The Rt Hon Sir Peter Blanchard has been a judge of the Supreme Court, New Zealand’s final court of appeal, since 2004. He was a partner in Auckland law firm Simpson Grierson and director of several listed companies until his appointment to the High Court in 1992, and then to the Court of Appeal in 1996. He was a member of the Law Commission from 1990 to 1994, and was appointed a Privy Councilor in 1998.
In his last sitting of the New Zealand Supreme Court earlier this month, Justice Peter Blanchard used the opportunity to expound his personal views that recall applications needed to be stopped.The comments were made from the bench but, when one lawyer requested a copy of the transcript, a curt reply from the Court declared Blanchard J was refusing to release it.

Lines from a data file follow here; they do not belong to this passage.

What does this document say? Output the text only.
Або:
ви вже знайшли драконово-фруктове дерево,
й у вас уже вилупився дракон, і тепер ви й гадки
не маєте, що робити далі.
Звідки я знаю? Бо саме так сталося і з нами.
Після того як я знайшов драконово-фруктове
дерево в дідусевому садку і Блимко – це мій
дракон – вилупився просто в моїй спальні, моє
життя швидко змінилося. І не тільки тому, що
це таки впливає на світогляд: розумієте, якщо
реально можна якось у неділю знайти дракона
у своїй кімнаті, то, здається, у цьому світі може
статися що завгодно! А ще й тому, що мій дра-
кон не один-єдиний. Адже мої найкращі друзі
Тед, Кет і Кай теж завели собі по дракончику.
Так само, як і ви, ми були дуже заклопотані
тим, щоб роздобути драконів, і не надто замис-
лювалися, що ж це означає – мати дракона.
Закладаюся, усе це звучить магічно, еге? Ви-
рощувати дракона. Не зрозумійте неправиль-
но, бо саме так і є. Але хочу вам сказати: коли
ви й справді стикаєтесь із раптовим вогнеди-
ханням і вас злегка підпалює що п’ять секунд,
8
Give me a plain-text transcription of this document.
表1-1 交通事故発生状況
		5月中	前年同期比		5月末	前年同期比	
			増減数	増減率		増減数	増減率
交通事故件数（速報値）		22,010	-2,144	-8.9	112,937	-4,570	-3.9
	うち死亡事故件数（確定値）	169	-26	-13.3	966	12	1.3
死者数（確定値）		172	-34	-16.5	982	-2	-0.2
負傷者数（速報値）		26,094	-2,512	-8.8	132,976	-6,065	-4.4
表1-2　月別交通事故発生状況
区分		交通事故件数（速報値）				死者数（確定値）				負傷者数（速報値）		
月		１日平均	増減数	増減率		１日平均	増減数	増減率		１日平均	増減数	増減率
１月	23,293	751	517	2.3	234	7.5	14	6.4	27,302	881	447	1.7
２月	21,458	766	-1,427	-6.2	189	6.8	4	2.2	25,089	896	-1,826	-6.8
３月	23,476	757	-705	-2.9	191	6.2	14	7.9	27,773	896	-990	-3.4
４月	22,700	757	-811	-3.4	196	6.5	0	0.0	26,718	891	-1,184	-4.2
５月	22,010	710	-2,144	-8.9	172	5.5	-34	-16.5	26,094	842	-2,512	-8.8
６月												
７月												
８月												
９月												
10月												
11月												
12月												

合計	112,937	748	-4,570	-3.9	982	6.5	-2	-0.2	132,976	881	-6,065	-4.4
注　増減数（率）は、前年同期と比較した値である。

These dark meanderings of a once-brilliant conveyancing lawyer foreshadow a disturbing trend of NZ judges dictating draconian policy from the bench. It is not simply Blanchard J's lack of discretion which provides a wake up call to the law-abiding public. Lawyers who attended the display cringed at the comments, knowing it was akin to Justice Blanchard's obscuring of the financial indebtedness of his former colleague Justice Bill Wilson which required premier wool exporter Saxmere to file a (successful) second recall to the Supreme Court.
But apparently, even an old dog can learn new tricks. In refusing to release the transcript, Blanchard J was obviously mindful that it was his comments that caught him out in the first (unsuccessful) Saxmere recall hearing transcript that both embarrassed him personally and required the unprecedented second recall to New Zealand's highest court.
In a country where judges are not accountable to anyone, it was a fitting departure for Blanchard J to take a perverse swipe at the messengers which expose a dysfunctional and often wayward Supreme Court.
But the arrogance of Sir Peter Blanchard cursing the honest litigants who persevere - while seeking to encourage government policy changes to stop them - was sadly unnecessary, few seekers of justice can afford the millions of dollars Saxmere spent in multiple trips to the Supreme Court fighting judicial activism.